My awakening about all that stuff came from meeting Sharon Tate's sister. While I was working on Downward Spiral, I was living in the house where Sharon Tate was killed. Then one day I met her sister. It was a random thing, just a brief encounter. And she said: "Are you exploiting my sister's death by living in her house?" For the first time the whole thing kind of slapped me in the face. I said, "No, it's just sort of my own interest in American folklore. I'm in this place where a weird part of history occurred." I guess it never really struck me before, but it did then. She lost her sister from a senseless, ignorant situation that I don't want to support. When she was talking to me, I realized for the first time, "What if it was my sister?" I thought, "Fuck Charlie Manson." I don't want to be looked at as a guy who supports serial-killer bullshit.

I went home and cried that night. It made me see there's another side to things, you know? It's one thing to go around with your dick swinging in the wind, acting like it doesn't matter. But when you understand the repercussions that are felt . . . that's what sobered me up: realizing that what balances out the appeal of the lawlessness and the lack of morality and the whole thing is the other end of it, the victims who don't deserve that.

You've talked a lot in the past - and on "Downward Spiral" - about self-loathing. Would you say that you now like yourself better than you did before?

I've got more thanks and praise and more money than before. But from a self-esteem perspective, I've liked myself more. . . . I've lost friends. I've lost band members. I've lost a sense of self-worth in a way. And while I always wished I'd get to this place of success, once you get it, it's not that great.
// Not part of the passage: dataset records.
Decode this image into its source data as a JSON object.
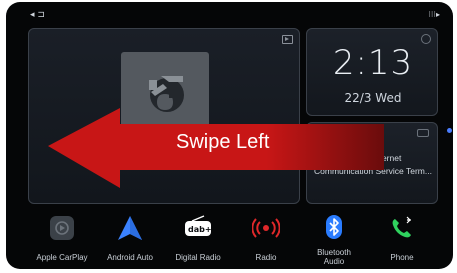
{
  "status": {
    "left_glyph": "◂ ⊐",
    "right_glyph": "⁝⁝⁝▸"
  },
  "clock": {
    "time": "2:13",
    "date": "22/3  Wed"
  },
  "terms_card": {
    "line1": "he Internet",
    "line2": "Communication Service Term..."
  },
  "overlay": {
    "label": "Swipe Left"
  },
  "dock": [
    {
      "label": "Apple CarPlay"
    },
    {
      "label": "Android Auto"
    },
    {
      "label": "Digital Radio",
      "glyph": "dab+"
    },
    {
      "label": "Radio"
    },
    {
      "label_line1": "Bluetooth",
      "label_line2": "Audio"
    },
    {
      "label": "Phone"
    }
  ],
  "colors": {
    "arrow": "#c81616",
    "android_auto": "#3b82ff",
    "radio": "#e0282a",
    "bluetooth": "#2a7cff",
    "phone": "#2fd25e",
    "card_border": "#3a4049"
  }
}
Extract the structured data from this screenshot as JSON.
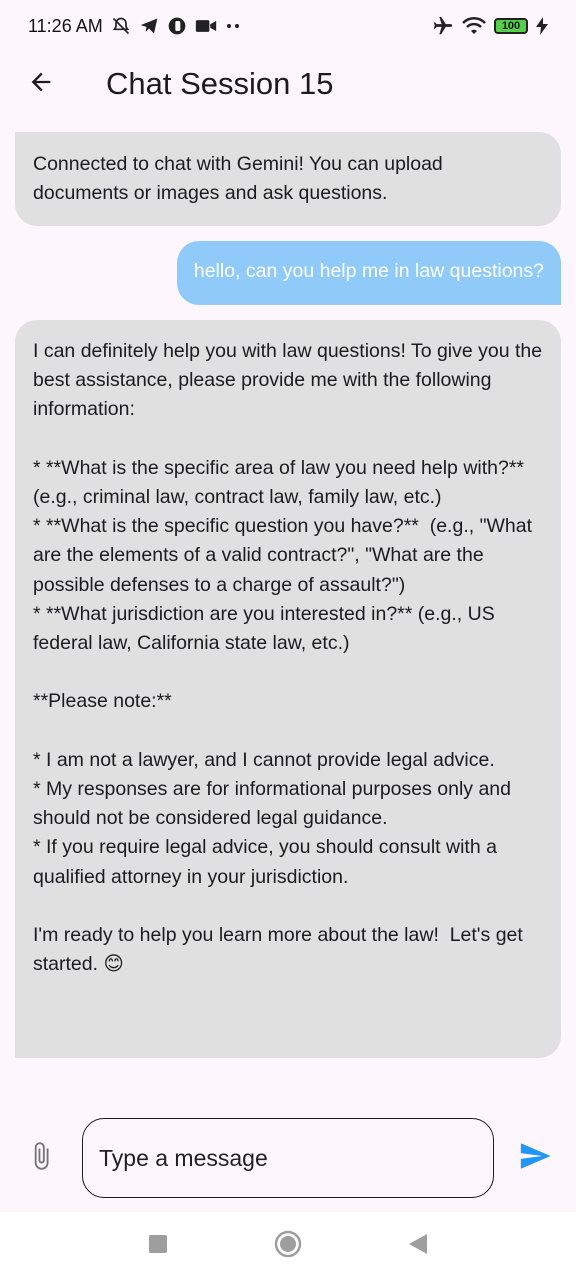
{
  "status_bar": {
    "time": "11:26 AM",
    "battery": "100",
    "icons_left": [
      "notifications-off-icon",
      "telegram-icon",
      "app-icon",
      "video-camera-icon",
      "more-dots-icon"
    ],
    "icons_right": [
      "airplane-mode-icon",
      "wifi-icon",
      "battery-icon",
      "charging-icon"
    ]
  },
  "app_bar": {
    "title": "Chat Session 15",
    "back_icon": "arrow-back-icon"
  },
  "messages": [
    {
      "sender": "bot",
      "text": "Connected to chat with Gemini! You can upload documents or images and ask questions."
    },
    {
      "sender": "user",
      "text": "hello, can you help me in law questions?"
    },
    {
      "sender": "bot",
      "text": "I can definitely help you with law questions! To give you the best assistance, please provide me with the following information:\n\n* **What is the specific area of law you need help with?**  (e.g., criminal law, contract law, family law, etc.)\n* **What is the specific question you have?**  (e.g., \"What are the elements of a valid contract?\", \"What are the possible defenses to a charge of assault?\")\n* **What jurisdiction are you interested in?** (e.g., US federal law, California state law, etc.)\n\n**Please note:**\n\n* I am not a lawyer, and I cannot provide legal advice.\n* My responses are for informational purposes only and should not be considered legal guidance.\n* If you require legal advice, you should consult with a qualified attorney in your jurisdiction.\n\nI'm ready to help you learn more about the law!  Let's get started. 😊\n"
    }
  ],
  "composer": {
    "placeholder": "Type a message",
    "attach_icon": "paperclip-icon",
    "send_icon": "send-icon"
  },
  "colors": {
    "background": "#fdf7fd",
    "bot_bubble": "#e0e0e0",
    "user_bubble": "#90caf9",
    "send_icon": "#2196f3"
  }
}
I'm not bitching about it. I mean, it is great in a million ways, but it's not self-affirming on every level, and you wish it was. I don't go to sleep thinking, "I'm Kevin Costner," you know, "I've done it!"

And the bigger you get in the rock arena, the more people want to fuck with you, to tear you down and criticize you. For example, you write a song you think is dangerous to write because it says something that you're embarrassed to say. But because it's embarrassing, because it's extreme in its nature, then you've got everyone saying, "He doesn't mean it. He's just trying to cash in." You find yourself initially saying, "Yes, I did. I meant it. I am that bummed out."

I would only hope that maybe, in a world of insincere, bullshit, pop-music crap, this music might make a difference. And that's why I do it: I think it does. But at the same time, think how much easier it would be to be a bland rock band that doesn't mean anything and just make money.

What will the new music be like?

There will be two records that will probably come out around the same time. One will be with people I had with me in the live band. We're playing and writing together in a band called Tapeworm. That one will be a little bit more like what you think industrial music is like now. The new Nine Inch Nails will be more like a funk hip-hop record. It will piss a lot of people off, and it's going to change the world at the same time, I hope. That's all I can aspire to. That and staying 10 steps ahead of Billy Corgan.